Louisiana becomes first state to require the Ten Commandments to be displayed in public classrooms

Louisiana became the first state to require the Ten Commandments to be displayed in all public school classrooms, under a bill signed by the Republican government. Jeff Landry on Wednesday.

Legislation authored by the Republican Party mandates that a display of the Ten Commandments in poster format, in “large, easily readable print,” be required in all public classrooms, from kindergarten to publicly funded universities. Although the bill has not received final approval from Landry, the time for the governor’s action – signing or vetoing the bill – has expired.

Opponents question the constitutionality of the law, warning that legal action could follow. Supporters say the purpose of the measure is not solely religious, but that it has historical significance. In the language of the law, the Ten Commandments are described as “founding documents of our state and national government.”

The American Civil Liberties Union said Wednesday it is joining Americans United for Separation of Church and State and the Freedom from Religion Foundation in filing a lawsuit challenging Louisiana’s new law .

“The law violates the separation of church and state and is blatantly unconstitutional,” the groups said in a joint statement. “The First Amendment promises that we will all decide for ourselves what, if any, religious beliefs we should adopt and practice, without government pressure. Politicians do not have to impose their preferred religious doctrine on students and families in public schools. »

In April, State Sen. Royce Duplessis told CBS affiliate WWL-TV that he opposed the legislation.

“That’s why we have a separation of church and state,” said Duplessis, who is a Democrat. “We learned the Ten Commandments when we went to Sunday school. As I said on the Senate floor, if you want your children to learn the Ten Commandments, you can take them to church.”

The displays, which will be paired with a “four-paragraph contextual statement describing” how the Ten Commandments “have been an important part of American public education for nearly three centuries,” are to be installed in classrooms by early 2025.

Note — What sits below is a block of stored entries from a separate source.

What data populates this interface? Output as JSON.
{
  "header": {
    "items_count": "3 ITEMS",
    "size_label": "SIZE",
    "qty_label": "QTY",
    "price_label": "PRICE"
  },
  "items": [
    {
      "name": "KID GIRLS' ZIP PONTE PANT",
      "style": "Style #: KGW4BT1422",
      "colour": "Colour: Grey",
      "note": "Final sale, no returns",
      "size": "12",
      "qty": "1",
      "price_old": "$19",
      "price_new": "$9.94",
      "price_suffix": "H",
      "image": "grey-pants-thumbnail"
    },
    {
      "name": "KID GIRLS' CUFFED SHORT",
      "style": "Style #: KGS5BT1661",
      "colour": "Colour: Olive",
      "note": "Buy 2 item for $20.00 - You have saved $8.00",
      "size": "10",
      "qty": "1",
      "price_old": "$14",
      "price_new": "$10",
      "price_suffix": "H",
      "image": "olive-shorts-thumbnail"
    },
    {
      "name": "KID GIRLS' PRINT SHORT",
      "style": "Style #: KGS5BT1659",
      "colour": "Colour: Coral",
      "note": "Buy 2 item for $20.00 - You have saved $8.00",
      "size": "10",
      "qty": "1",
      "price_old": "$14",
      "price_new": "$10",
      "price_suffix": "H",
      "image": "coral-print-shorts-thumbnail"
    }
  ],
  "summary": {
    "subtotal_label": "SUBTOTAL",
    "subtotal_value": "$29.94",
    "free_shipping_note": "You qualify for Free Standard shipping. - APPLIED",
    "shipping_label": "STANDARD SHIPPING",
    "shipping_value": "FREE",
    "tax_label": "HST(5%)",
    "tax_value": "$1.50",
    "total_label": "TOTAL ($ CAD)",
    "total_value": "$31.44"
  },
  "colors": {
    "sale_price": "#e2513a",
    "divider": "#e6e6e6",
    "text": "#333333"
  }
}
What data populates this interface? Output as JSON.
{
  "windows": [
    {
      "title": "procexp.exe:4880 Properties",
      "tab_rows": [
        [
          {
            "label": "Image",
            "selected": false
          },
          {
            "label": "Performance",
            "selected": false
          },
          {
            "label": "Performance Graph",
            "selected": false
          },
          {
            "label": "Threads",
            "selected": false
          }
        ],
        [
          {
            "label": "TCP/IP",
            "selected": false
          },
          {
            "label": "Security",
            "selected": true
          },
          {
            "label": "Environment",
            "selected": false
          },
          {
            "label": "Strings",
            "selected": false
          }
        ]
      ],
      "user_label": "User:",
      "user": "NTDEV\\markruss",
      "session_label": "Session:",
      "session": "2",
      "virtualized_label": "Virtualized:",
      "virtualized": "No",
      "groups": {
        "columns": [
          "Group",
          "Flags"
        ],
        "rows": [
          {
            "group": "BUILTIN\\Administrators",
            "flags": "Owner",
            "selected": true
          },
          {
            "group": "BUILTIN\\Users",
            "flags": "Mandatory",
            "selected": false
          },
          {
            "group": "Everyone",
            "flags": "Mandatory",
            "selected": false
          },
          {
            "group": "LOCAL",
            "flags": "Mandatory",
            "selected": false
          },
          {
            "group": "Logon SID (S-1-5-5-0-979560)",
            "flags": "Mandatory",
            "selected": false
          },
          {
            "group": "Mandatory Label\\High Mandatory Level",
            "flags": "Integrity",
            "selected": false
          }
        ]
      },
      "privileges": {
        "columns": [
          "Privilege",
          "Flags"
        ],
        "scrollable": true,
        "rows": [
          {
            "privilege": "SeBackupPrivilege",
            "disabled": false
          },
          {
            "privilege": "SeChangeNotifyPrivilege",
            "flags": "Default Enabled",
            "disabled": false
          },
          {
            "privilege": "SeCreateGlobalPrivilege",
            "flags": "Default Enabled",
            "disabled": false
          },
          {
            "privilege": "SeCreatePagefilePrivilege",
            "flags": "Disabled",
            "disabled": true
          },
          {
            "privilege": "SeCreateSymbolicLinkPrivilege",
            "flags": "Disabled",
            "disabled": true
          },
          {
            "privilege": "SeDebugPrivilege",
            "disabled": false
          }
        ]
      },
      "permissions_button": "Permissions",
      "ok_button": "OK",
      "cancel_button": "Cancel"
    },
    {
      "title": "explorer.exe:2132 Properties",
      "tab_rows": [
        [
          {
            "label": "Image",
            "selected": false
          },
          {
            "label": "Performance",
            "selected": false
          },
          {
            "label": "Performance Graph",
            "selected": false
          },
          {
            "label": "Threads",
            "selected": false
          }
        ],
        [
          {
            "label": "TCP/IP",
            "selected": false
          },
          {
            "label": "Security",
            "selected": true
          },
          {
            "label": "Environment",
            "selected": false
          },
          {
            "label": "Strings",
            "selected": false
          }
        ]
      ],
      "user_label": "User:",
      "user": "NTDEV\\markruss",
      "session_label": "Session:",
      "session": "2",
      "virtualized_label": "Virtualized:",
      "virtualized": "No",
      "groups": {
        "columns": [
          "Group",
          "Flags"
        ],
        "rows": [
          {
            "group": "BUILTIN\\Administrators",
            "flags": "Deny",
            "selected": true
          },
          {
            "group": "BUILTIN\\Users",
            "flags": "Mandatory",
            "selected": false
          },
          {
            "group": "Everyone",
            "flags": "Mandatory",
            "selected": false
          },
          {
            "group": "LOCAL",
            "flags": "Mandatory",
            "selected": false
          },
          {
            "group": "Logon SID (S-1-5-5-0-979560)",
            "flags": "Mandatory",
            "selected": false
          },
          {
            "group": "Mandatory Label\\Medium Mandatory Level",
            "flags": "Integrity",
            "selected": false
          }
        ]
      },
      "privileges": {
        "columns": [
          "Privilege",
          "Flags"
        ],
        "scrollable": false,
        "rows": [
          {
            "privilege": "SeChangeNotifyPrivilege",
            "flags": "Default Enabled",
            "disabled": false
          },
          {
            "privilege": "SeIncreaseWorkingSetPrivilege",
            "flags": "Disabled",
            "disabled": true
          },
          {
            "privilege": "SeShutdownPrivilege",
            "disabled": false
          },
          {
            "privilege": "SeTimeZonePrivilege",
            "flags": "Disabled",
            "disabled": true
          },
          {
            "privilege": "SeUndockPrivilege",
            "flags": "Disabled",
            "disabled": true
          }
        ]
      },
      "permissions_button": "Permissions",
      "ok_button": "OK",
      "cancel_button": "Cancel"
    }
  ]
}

The posters would be financed through donations. Public funds will not be used to implement the mandate, based on the wording of the legislation.

The law also “permits” – but does not require – the display of the Mayflower Compact, the Declaration of Independence, and the Northwest Ordinance in K-12 public schools.

State House Representative Dodie Horton authored the bill. In April, she defended it in the House, saying the Ten Commandments provide the basis for all laws in Louisiana, WWL-TV reported.

“I hope and pray that Louisiana will be the first state to allow the moral code to return to classrooms,” Horton said. “Since I was in kindergarten [at a private school], it was still on the wall. I learned that God existed and I knew to honor Him and His laws.

Similar bills requiring the Ten Commandments to be displayed in classrooms have been proposed in other states, including Texas, Oklahoma and Utah. However, facing threats of legal battles over the constitutionality of such measures, no state other than Louisiana has succeeded in passing these bills.

Legal battles over displaying the Ten Commandments in classrooms are not new.

In 1980, the United States Supreme Court ruled that a similar Kentucky law was unconstitutional and violated the Establishment Clause of the U.S. Constitution, which states that Congress may “make no law respecting the establishment of a religion “. The High Court found that the law had no secular objective but rather served a clearly religious objective.

The controversial law in Louisiana, in a Bible Belt state, comes amid a new era of conservative leadership in the state under Landry, who replaced the two-term Democratic governor. John Bel Edwards in January.

The GOP also has a two-thirds supermajority in the Legislature, and Republicans hold every statewide elected office, paving the way for politicians to pass a conservative agenda during the legislative session that ended earlier this month.